‘Lights of the world’ will be on Dayton during 2025 NATO assembly

When a parliamentary assembly representing the North Atlantic Treaty Organization (NATO) gathers in the Dayton area over Memorial Day weekend 2025, area leaders said the eyes of the world will turn to the city and Ohio.

Ohio Gov. Mike DeWine, U.S. Rep. Mike Turner (R-Dayton), Montgomery County Commissioner Debbie Lieberman and Dayton City Councilman Chris Shaw on Monday jointly announced plans to bring more than 600 delegates and staff members of the NATO Parliamentary Assembly to the area from May 24-26, 2025.

“This is an exciting event for us to showcase what we know is a wonderful, internationally significant city,” said Turner, who has been involved in the assembly in various roles since 2011.

The visit will mark the 30th anniversary of the signing of the Dayton Peace Accords, the agreement reached in November 1995 at the Hope Hotel and Conference Center, just outside Wright-Patterson Air Force Base, to end fighting between Bosnia, Croatia, and Serbia.

“This gives us an added historical significance,” DeWine said. “So Ohio, Dayton, we look forward to being the host here.”

Credit: Jim Noelker

Credit: Jim Noelker

The assembly is an inter-parliamentary organization that unites legislators from NATO member countries to consider security-related issues of common interest and concern.

The announcement is the result of relationships Turner built for more than a decade. In January 2011, Turner was appointed chairman of the U.S. delegation to the NATO Parliamentary Assembly. In December 2014, he was elected president of that assembly. He now serves as vice-chairman of the Defense and Security Committee of the assembly.

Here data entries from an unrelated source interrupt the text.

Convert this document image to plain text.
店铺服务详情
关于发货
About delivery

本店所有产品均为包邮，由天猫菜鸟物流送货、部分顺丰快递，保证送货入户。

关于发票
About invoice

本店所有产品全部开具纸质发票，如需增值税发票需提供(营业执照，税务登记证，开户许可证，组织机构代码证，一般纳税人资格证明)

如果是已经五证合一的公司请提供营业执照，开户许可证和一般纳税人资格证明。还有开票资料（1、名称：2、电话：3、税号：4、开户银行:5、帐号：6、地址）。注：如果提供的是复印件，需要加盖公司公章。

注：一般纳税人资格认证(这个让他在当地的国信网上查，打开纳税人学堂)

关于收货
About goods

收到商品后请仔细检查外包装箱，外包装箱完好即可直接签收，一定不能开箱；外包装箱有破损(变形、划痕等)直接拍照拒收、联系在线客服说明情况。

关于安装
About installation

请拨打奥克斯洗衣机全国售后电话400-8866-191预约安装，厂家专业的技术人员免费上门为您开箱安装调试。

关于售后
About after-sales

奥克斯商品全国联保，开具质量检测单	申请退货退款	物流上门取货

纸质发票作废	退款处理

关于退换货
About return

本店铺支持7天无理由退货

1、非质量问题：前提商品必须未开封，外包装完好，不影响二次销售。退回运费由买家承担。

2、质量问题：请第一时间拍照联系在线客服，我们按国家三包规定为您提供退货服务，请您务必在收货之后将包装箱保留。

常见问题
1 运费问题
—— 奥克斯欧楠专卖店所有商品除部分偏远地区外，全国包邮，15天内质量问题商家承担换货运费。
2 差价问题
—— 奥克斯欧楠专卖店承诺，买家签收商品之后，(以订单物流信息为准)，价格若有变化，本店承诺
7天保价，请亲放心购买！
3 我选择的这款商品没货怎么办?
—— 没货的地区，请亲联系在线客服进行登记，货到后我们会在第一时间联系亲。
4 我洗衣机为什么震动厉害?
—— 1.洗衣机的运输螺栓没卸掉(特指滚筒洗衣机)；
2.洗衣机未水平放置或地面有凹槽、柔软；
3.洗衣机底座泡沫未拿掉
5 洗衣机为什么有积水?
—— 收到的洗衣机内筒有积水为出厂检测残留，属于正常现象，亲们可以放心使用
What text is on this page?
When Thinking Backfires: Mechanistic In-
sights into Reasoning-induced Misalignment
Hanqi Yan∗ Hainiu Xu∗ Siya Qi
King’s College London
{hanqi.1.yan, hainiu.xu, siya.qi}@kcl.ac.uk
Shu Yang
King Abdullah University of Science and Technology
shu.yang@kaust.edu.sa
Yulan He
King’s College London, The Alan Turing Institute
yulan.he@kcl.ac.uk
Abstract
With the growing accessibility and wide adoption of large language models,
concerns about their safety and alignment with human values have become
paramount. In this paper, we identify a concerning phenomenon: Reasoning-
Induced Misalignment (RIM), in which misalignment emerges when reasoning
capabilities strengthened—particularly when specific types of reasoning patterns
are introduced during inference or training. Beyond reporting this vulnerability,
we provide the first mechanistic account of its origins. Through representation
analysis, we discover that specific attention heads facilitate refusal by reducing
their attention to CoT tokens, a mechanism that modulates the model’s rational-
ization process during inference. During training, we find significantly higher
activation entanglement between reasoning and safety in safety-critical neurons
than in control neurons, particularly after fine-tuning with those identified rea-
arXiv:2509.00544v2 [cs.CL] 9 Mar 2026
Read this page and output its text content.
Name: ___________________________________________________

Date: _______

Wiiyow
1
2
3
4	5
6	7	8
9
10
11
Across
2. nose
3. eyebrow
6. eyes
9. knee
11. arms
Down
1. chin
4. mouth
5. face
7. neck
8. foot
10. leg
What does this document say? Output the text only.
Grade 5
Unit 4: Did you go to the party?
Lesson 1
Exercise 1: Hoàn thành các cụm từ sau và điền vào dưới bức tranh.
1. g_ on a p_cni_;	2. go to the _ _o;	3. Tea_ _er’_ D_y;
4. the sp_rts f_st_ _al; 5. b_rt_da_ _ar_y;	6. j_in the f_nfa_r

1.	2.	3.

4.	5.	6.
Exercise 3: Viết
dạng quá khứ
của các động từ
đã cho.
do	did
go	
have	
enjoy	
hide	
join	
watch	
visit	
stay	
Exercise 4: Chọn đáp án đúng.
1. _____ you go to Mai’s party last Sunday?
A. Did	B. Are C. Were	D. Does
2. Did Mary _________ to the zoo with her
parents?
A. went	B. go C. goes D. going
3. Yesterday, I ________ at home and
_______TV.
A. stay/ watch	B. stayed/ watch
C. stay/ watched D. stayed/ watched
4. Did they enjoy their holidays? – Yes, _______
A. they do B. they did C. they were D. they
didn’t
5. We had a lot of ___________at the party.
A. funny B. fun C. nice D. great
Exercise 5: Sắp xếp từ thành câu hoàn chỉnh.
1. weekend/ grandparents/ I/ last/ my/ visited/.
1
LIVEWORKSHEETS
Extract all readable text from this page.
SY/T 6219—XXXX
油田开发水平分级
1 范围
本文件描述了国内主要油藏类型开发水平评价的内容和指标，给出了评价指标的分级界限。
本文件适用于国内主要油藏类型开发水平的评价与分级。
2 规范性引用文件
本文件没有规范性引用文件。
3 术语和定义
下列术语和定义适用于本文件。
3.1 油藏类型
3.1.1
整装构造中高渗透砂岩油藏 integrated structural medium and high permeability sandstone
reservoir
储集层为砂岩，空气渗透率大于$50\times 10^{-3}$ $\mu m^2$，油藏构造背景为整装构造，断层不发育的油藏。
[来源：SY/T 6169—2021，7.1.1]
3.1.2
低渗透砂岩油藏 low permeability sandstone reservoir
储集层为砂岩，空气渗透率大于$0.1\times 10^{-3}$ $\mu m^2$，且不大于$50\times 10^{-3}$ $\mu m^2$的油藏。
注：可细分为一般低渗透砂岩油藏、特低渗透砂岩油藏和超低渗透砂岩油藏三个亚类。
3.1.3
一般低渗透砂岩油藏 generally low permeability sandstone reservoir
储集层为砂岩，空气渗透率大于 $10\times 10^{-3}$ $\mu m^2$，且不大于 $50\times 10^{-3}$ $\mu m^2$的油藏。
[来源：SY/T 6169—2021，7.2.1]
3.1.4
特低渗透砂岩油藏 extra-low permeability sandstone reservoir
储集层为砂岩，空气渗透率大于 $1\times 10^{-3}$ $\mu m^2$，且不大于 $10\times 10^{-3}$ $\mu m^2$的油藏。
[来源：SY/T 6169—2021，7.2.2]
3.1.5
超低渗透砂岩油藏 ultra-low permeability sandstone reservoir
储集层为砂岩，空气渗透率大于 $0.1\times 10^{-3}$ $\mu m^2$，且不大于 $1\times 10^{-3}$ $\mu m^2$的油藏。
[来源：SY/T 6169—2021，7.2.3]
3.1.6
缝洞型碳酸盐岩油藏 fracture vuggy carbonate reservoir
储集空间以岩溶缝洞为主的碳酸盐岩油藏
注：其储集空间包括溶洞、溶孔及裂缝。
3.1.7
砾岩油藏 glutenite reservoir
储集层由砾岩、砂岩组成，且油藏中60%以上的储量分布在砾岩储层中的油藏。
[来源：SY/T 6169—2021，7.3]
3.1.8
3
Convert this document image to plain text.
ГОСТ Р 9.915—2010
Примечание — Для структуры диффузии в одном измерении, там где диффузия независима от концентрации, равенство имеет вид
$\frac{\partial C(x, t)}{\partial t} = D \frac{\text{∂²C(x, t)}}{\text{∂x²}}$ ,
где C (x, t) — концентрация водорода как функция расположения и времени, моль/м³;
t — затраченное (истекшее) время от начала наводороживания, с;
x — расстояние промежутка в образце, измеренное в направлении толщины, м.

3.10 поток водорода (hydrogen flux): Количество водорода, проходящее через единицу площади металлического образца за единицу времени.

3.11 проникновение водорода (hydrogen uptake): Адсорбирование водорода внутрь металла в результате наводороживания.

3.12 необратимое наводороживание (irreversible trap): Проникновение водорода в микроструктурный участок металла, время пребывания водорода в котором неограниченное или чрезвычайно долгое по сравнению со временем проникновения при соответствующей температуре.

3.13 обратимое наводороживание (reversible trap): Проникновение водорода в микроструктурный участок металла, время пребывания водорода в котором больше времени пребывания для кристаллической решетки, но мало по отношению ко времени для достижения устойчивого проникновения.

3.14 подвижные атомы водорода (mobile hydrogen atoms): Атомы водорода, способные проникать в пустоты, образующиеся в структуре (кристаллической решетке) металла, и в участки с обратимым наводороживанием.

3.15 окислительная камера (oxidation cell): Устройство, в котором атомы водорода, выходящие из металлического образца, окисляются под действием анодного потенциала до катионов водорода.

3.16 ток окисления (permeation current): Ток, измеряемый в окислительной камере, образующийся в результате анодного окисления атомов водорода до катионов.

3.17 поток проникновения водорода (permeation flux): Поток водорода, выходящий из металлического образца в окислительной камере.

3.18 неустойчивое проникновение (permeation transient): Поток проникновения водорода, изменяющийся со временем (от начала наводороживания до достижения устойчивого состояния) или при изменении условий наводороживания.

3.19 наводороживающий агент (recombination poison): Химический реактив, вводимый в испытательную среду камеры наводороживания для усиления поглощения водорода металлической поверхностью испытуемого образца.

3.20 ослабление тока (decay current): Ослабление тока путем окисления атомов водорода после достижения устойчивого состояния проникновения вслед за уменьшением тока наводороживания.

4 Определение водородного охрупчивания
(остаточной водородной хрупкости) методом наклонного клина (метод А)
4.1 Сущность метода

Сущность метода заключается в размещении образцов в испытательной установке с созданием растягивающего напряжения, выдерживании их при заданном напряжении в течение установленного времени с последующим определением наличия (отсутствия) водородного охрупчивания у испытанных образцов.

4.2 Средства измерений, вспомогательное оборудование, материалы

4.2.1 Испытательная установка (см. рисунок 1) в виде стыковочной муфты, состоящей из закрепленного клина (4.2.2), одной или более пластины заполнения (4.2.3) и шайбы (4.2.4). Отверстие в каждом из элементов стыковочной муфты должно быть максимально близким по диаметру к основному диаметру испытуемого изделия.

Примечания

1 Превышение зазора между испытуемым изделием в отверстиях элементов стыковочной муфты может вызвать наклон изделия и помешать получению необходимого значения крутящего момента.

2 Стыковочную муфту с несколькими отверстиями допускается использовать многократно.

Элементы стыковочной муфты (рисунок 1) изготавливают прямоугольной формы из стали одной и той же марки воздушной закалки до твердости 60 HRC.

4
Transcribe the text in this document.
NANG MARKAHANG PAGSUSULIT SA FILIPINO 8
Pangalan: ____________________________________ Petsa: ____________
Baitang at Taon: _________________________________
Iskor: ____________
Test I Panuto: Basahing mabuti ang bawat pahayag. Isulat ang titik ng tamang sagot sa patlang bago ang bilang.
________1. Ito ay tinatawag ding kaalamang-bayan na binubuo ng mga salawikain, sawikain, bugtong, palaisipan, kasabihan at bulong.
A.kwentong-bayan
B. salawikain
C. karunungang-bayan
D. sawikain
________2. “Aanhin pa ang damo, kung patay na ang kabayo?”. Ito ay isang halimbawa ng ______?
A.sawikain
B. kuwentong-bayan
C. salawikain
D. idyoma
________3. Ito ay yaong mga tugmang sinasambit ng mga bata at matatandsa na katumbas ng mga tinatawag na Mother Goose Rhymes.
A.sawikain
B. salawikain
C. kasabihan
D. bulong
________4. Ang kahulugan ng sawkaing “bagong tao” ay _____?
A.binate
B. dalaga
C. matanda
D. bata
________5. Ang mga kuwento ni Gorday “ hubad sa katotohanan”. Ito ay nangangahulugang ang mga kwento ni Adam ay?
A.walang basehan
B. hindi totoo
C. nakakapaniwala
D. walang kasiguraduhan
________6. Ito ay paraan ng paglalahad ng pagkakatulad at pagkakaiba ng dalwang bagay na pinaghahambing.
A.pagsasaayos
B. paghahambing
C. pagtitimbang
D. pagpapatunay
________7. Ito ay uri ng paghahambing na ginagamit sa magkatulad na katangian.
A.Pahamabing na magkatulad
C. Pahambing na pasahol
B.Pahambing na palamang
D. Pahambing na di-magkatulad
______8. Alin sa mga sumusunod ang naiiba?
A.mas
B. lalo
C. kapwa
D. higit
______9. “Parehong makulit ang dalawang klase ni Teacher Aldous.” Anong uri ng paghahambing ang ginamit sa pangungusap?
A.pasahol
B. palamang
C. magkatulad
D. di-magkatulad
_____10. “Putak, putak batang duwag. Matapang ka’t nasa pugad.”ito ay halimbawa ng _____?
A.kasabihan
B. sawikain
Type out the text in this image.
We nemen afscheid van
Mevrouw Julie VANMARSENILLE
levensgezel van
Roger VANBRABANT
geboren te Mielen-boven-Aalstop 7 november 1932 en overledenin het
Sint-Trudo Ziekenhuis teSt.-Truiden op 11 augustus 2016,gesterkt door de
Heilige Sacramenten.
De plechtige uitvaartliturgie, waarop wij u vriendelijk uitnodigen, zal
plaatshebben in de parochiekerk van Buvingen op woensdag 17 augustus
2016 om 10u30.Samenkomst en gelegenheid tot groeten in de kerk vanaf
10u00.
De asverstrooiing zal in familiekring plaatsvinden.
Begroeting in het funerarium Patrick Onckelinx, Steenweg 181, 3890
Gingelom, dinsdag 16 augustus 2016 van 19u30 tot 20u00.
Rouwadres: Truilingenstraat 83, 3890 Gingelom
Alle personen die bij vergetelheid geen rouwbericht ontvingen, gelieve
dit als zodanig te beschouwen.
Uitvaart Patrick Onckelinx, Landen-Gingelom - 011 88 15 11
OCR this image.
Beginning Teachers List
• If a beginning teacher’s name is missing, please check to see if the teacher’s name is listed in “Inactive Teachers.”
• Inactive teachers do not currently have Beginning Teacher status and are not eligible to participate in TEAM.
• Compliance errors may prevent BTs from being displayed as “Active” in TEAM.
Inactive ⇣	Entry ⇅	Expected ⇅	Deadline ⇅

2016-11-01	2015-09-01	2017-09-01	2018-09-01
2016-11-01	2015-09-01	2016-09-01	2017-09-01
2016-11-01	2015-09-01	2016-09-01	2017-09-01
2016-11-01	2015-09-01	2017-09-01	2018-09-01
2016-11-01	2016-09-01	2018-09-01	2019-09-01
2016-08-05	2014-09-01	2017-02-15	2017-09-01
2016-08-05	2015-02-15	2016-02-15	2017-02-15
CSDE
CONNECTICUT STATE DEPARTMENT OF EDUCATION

In 2022, Turner — who is a senior member of the House Armed Services Committee and chairman of the House Permanent Select Committee on Intelligence — initiated discussions about bringing the assembly to the Gem City in May 2025.

“Today’s announcement is really a tribute to Mike Turner,” DeWine said. “This would not have happened without Congressman Turner.”

Both Turner and DeWine emphasized NATO’s continued importance. The alliance held together to victory in the Cold War against the former Soviet Union and has continued to monitor a troubled region in the Balkans. Serbia’s government remains close to Russia, which in 2022 invaded Ukraine.

“There is still work to be done,” Turner said Monday. “The NATO Parliamentary Assembly wants to look to the (Balkans) area, what we’ve accomplished and what’s yet to be done, and they want to do so right here in Dayton, Ohio.”

“The focus that’s going to be on Dayton is going to be incredible,” Lieberman said.

“We’re going to have the lights of the world on Dayton, Ohio, especially downtown,” Shaw said.

Credit: Jim Noelker

Credit: Jim Noelker

There was no definitive list of venues to be shared Monday, but Turner said assembly members will likely meet at “scattered sites.” He said Wright-Patterson and the Dayton Convention Center could be among those sites.

Turner also said he expects the event to have a “significant security footprint.”

The assembly will have three days of deliberative work, but the congressman expects participants to begin arriving in Ohio on Wednesday and Thursday before Memorial Day weekend next year.

The last time the assembly met in the United States was 20 years ago in Orlando, Fla.

“I think it’s important for them to see the Midwest,” Turner said. “Many of these people go to ... New York, Chicago, Los Angeles, Miami. To come to the heartland of the United States will give them an impression of America they don’t normally see.”